Backup & retention strategy

Hello,

we are new to the Elastic Stack and we're trying to design our backup & data retention strategy. Our use case is for logs and so we have the standard index per day setup.

Before delving into Elasticsearch internals our business requirements are that we want recent logs fast to search, old logs up to some point backed up somewhere but we also want everything backed up and possible to restore in case of a fully catastrophic cluster failure.

After reading the relevant documentation we have come up with the following plan on how to leverage Elasticsearch features to cover all our requirements:

There are 4 stages our logs enter depending on their age:

  • Warm
  • fast searchable
  • high CPU cluster nodes
  • Cold
  • slow(er) searchable
  • low CPU cluster nodes
  • data compressed
  • data forcemerged
  • Warm backup
  • fast restore
  • indexes closed but still on disk
  • Cold backup
  • slow(er) restore
  • indexes deleted from disk
  • only available on snapshots

To ensure we have all the data backed up but our long term backups take up as little space as possible we're gonna use two snapshot repositories:

  • Long term
  • Daily snapshot indices after they have been moved to the Cold stage and so they have first been compressed and optimised
  • Short term
  • Snapshot indices in the Warm stage as often as possible
  • Keep some increasing back-off interval of snapshots around and delete the rest (e.g. if the snapshot runs every minute keep all minute snapshots of the last 20 minutes and all hourly snapshots for the last 24 hours)

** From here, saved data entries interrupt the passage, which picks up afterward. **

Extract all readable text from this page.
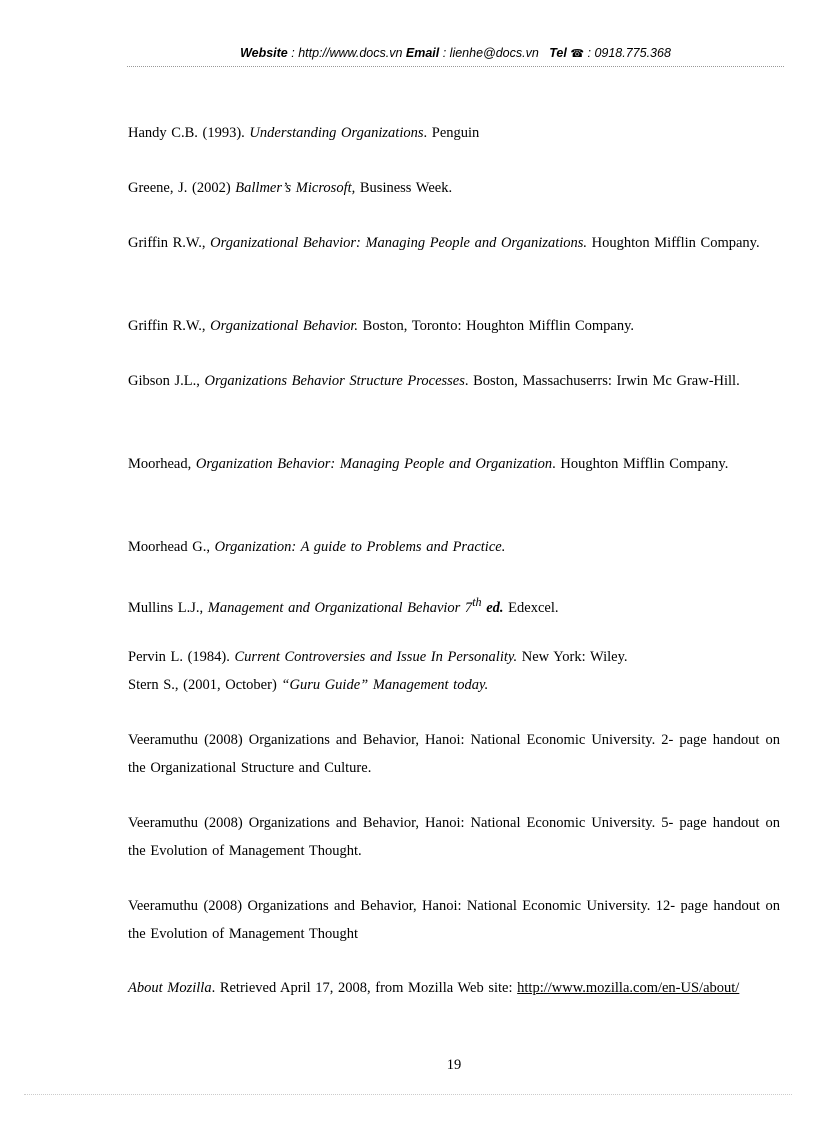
Website : http://www.docs.vn Email : lienhe@docs.vn Tel ☎ : 0918.775.368
Handy C.B. (1993). Understanding Organizations. Penguin
Greene, J. (2002) Ballmer’s Microsoft, Business Week.
Griffin R.W., Organizational Behavior: Managing People and Organizations. Houghton Mifflin Company.
Griffin R.W., Organizational Behavior. Boston, Toronto: Houghton Mifflin Company.
Gibson J.L., Organizations Behavior Structure Processes. Boston, Massachuserrs: Irwin Mc Graw-Hill.
Moorhead, Organization Behavior: Managing People and Organization. Houghton Mifflin Company.
Moorhead G., Organization: A guide to Problems and Practice.
Mullins L.J., Management and Organizational Behavior 7th ed. Edexcel.
Pervin L. (1984). Current Controversies and Issue In Personality. New York: Wiley.
Stern S., (2001, October) “Guru Guide” Management today.
Veeramuthu (2008) Organizations and Behavior, Hanoi: National Economic University. 2- page handout on the Organizational Structure and Culture.
Veeramuthu (2008) Organizations and Behavior, Hanoi: National Economic University. 5- page handout on the Evolution of Management Thought.
Veeramuthu (2008) Organizations and Behavior, Hanoi: National Economic University. 12- page handout on the Evolution of Management Thought
About Mozilla. Retrieved April 17, 2008, from Mozilla Web site: http://www.mozilla.com/en-US/about/
19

So to implement this strategy the following steps are run daily:

  • Delete indices older than Warm backup max age
  • Close indices older than Cold max age
  • Reallocate to cold nodes indices older than Warm max age
  • Forcemerge indices older than Warm max age
  • Snapshot indices older than Warm max age
  • Delete snapshots older than Cold backup max age

And the following steps are run as often as possible

  • Snapshot warm indices
  • Delete unneeded snapshots as explained above in Short term

For the implementation we plan on using curator since it seems to be the best way of keeping this kind of configuration on a human readable format.

So... does this whole approach make sense? Have we missed any steps in the implementation? Is there some better or simpler way to do this?

Note that we have been largely inspired by this GitHub comment, it was a great read.

This approach makes sense to me. It's similar to what I usualy recommend, depending on the use case and requirement of course.